Plants need sunshine to flourish, but they also need water.

National Weather Service Science and Operations Officer Robert Ballard said the lack of rain and high temperatures recently are causing drought conditions in many parts of the state.

“It’s been very dry and we haven’t even seen a lot of rainfall on what is normally the wetter Windward areas. It’s been pretty dry there as well. As of this week, we’re seeing severe to extreme drought in many Leeward areas, especially from Oahu to the Big Island,” Ballard explained.

Maui and Molokai are some of the places hit the hardest.

University of Hawaii College of Tropical Agriculture Resources extension agent Glenn Teves lives on Molokai.

“It’s not abnormal. We have this every year, but some years are worse than others,” Teves said.

“I think this year, the problem is that when we have less tradewind days, it gets even worse because (water) is evaporating really fast. The temperature escalates to the mid-90s and most crops cannot handle these conditions.”

Less water hurts most crops, but Teves said two are especially sensitive to the lack of water.

“Whole leafy vegetables and taro. Taro cannot handle this. In these kind of conditions, the (taro) get really stressed. It might affect the quality of the dry land and wetland taro. But the leafy vegetables, lettuces–the mustards and those kinds of crops–they really suffer under these conditions. It tastes really bitter. But across the board, most of the crops in Hawaii don’t like these kind of conditions.”
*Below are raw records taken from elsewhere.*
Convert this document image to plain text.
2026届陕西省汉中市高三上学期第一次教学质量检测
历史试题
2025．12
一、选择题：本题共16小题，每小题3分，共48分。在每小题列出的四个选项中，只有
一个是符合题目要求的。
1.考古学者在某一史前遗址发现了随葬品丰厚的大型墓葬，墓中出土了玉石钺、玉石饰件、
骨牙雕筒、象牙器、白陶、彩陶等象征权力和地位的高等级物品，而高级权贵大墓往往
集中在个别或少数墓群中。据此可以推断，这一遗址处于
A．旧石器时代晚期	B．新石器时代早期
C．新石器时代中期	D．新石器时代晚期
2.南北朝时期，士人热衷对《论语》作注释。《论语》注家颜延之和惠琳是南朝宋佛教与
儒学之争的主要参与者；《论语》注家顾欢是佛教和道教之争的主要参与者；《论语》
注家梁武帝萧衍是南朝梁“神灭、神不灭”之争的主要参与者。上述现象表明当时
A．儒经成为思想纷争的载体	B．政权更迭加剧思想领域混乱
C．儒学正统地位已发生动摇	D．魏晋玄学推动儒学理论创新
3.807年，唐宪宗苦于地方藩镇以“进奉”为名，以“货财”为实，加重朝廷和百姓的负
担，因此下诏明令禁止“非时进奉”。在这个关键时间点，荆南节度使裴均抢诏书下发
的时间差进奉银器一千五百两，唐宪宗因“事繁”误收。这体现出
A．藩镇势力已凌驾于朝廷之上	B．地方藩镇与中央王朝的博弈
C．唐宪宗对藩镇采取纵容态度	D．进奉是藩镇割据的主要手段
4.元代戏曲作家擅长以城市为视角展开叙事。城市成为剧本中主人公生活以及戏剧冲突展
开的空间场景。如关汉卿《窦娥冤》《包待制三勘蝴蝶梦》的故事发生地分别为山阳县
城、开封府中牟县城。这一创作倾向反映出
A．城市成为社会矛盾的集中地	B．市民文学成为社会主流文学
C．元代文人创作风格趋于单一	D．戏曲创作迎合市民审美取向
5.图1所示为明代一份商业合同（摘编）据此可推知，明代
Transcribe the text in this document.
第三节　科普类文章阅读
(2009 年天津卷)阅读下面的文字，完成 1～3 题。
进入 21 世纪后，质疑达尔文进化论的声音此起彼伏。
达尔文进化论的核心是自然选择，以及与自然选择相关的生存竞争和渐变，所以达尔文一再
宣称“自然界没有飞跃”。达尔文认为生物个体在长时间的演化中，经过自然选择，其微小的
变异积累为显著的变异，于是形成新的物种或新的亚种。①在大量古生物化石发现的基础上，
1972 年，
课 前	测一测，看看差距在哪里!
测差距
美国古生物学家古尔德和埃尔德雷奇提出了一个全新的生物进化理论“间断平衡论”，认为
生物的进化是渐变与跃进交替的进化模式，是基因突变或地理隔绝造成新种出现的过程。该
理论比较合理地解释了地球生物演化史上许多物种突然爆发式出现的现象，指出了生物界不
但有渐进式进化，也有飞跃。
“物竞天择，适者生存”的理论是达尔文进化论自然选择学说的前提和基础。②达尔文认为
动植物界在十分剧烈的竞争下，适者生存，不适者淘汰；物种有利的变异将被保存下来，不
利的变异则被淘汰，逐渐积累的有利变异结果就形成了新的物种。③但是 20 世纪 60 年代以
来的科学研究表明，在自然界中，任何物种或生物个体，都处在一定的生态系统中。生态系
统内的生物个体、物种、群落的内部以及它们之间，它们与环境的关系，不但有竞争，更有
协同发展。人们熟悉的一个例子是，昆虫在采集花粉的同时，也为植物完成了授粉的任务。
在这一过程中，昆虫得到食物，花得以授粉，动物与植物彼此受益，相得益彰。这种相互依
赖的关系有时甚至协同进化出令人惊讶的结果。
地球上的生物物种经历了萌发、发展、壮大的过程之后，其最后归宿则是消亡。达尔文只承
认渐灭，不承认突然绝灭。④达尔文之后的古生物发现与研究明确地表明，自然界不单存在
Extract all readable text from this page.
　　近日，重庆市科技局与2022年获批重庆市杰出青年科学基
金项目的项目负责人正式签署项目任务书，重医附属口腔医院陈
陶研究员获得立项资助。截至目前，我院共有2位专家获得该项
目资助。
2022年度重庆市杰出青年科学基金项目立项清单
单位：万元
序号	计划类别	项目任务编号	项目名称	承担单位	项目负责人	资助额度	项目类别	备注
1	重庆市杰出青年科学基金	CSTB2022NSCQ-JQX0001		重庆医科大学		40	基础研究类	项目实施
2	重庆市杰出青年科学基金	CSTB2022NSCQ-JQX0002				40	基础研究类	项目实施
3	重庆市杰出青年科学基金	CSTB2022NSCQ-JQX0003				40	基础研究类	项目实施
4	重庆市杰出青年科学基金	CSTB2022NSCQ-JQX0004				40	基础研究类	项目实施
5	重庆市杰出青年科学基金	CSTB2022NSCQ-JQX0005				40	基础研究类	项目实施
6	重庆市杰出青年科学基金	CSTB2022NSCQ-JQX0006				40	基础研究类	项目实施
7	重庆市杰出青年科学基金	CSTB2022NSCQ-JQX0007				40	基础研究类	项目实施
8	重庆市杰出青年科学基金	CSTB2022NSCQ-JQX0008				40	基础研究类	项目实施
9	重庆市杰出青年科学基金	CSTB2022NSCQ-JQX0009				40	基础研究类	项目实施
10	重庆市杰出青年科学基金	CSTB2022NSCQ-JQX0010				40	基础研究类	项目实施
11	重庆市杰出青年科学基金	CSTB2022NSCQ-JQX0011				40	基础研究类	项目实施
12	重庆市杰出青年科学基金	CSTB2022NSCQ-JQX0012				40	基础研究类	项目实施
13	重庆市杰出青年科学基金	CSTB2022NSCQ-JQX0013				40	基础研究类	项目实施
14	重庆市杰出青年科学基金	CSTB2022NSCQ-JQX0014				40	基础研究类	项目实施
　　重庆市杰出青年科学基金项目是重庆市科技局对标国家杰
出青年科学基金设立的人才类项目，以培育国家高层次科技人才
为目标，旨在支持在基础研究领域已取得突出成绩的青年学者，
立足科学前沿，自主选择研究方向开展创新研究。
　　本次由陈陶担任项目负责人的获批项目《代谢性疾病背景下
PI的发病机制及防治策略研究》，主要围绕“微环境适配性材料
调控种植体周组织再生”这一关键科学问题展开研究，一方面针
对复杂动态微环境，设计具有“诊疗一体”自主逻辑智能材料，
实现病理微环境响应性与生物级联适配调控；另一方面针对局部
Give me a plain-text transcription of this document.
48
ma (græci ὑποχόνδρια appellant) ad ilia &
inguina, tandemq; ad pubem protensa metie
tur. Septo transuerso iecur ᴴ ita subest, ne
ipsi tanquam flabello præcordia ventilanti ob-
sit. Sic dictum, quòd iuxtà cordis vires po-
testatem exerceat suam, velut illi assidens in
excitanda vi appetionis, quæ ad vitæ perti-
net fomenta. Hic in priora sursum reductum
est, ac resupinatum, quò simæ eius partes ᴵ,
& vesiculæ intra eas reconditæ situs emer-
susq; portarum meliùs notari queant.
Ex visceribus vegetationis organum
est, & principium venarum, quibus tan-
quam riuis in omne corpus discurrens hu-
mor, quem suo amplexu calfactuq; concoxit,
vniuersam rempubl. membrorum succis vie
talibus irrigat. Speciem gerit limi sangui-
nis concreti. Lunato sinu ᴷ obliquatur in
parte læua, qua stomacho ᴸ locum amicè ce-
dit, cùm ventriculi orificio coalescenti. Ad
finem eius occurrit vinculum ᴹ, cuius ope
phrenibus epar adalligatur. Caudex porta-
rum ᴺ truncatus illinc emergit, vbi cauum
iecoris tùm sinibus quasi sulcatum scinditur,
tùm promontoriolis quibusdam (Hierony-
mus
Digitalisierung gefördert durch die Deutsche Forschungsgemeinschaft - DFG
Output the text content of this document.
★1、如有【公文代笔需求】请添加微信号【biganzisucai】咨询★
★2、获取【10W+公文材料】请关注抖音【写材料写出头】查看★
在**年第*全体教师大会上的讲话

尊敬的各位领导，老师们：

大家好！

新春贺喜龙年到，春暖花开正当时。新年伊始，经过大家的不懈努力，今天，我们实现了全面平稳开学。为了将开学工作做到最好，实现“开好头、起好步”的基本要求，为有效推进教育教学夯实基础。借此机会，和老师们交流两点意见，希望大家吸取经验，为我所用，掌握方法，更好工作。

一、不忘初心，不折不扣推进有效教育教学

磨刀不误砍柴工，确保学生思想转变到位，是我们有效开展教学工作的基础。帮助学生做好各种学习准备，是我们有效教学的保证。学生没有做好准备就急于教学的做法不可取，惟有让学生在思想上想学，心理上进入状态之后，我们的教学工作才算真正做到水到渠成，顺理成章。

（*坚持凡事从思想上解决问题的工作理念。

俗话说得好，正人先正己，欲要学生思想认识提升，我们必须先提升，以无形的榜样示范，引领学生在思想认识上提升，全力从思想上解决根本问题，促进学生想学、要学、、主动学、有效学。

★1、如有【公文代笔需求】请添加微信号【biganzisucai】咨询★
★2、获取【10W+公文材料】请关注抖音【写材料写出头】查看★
Maui County Farm Bureau Executive Director Warren Watanabe said during a drought, the county limits water consumption which will ultimately impact the amount of locally grown produce.

“The farmers on Maui have a 90-day grace period before they have to reduce their water usage from the county water system. However, if the drought persists, they will have to reduce their plantings. And this will affect the volume of product from our local farmers. That affects the supplies in the near future,” Watanabe explained.

Watanabe said ranchers are also being impacted.

“They are the ones that really get hit particularly hard with droughts. Most of the pastures are un-irrigated. So they depend a lot on rainfall. And with this dry situation, the pastures are not in a good condition. There are problems feeding the cattle properly,” Watanabe said.

Many ranchers are forced to ship their cattle to the mainland, which results in a reduction of their herd and equals less locally sourced meat in our grocery stores.

But the most dangerous side effect of drought? Wildfires.

“The biggest problem is the wildfire threat. We have really bad conditions with wildfires as we get into the late summertime period where we’ve been dry for quite a while now,” Ballard said.

Both Maui and Oahu have already seen a number of brush fires.

Ballard said dry conditions will likely continue into the early part of fall.

“Maybe as we get closer to the holiday season we could start to see rainfall becoming more plentiful. Again, it’s a long-range outlook so it’s not set in stone, but the trend that we’re seeing would be a switch to more wet conditions closer to the holidays or perhaps early next year.”